Watching the scene unfold I am troubled and fascinated all the same. It's the human condition, I think, in all its glory---simple and complex, rendered not in black and white but in those annoying grays. Yet what kind of condition? I wonder. A mother so worried about her daughter that she decides not to wait for a far away appointment? Perhaps a mother who is hiding a step dad abusing her daughter? Or one hiding the shame of a precocious daughter? I want to save the mother from the nurse but I know neither whom I would be saving nor what that would entail, really. Is this a teenager who is already exploring her sexuality with a boyfriend? Is this just an ultra-conservative nurse or one, otherwise well-intentioned caregiver, nonetheless with a deep prejudice against a whole generation of Latina immigrant mothers and their cultural ways? It's funny that, from my cultural vantage point, a Puertorican interpreter who grew up in a rural barrio, the mother had even seemed like a progressive Latina who could talk about things like warts and sex in front of a male doctor. Growing up, I didn't know many women in my family who could do that even reasonably comfortably.

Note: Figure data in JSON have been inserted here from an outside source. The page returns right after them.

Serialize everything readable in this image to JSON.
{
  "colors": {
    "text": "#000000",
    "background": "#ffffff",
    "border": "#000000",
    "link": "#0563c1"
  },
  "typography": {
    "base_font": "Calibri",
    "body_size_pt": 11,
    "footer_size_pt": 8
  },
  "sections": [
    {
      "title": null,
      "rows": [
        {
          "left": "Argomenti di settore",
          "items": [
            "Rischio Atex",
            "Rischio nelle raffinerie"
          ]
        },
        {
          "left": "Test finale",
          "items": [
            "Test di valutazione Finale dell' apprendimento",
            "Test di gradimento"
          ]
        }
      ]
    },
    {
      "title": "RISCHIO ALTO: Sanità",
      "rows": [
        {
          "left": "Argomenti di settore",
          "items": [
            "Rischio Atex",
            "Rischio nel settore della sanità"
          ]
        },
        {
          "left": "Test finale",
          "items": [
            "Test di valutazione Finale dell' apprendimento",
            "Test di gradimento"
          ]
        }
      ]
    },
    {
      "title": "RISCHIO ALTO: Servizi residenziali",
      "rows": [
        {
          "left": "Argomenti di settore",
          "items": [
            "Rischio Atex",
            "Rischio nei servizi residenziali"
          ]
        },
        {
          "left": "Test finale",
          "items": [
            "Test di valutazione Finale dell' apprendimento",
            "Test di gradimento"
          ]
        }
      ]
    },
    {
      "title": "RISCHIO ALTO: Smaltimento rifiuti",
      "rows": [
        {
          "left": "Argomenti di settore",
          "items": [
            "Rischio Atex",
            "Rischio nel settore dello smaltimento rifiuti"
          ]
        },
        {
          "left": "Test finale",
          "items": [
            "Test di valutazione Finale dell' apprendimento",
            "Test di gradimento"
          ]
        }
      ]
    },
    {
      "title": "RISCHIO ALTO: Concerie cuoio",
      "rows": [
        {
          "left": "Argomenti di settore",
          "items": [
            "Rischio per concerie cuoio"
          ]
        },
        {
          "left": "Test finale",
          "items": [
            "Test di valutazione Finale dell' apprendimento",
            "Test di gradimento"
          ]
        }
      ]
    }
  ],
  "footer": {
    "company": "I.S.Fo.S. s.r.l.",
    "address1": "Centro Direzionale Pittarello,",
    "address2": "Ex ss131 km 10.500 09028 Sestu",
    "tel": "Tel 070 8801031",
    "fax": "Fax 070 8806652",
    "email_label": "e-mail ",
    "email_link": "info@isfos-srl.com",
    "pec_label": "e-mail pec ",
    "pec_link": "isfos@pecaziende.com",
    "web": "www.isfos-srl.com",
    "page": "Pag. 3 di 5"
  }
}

Finally, the Ecuatorian mother utters a hesitant thank you that is never welcomed. Chin down, she finally turns away and tells me, "These things are very important to me, you see? She's had this for a long time now."
"I know you're very worried," I tell her, trying to do something to make her feel a bit better, suspecting that she has meant well, and that she has been misunderstood. "I think that's understandable," I say.
In this tale, that's the injustice. Maybe. But what about the warts? What's the role of the warts in this story? Why would a mother bringing her daughter to the ER instead of the girl's pediatrician, on a holiday, to take care of a non-emergency situation, weighs more than the possibility that an eleven-year-old has vaginal warts and all that such a diagnosis might mean?
"That's what happens everyday in the ER," my husband, a physician, and his friend, an ER doctor, tell me during dinner after I recount the story. "Everybody's worried more about hurrying up and getting the person who's not having an emergency out the door as soon as they can. She couldn't even get an appointment with a pediatrician when she should. The system is broken," they agree.
After the judgment call is made, the injustices can be identified. That's the easy part, I think. As I walk out of the hospital I'm worried more about the puzzle piece---that piece that lies beneath, on another level, a deeper one---that we might have missed.
Note: Details have been changed to protect the identity of the people depicted.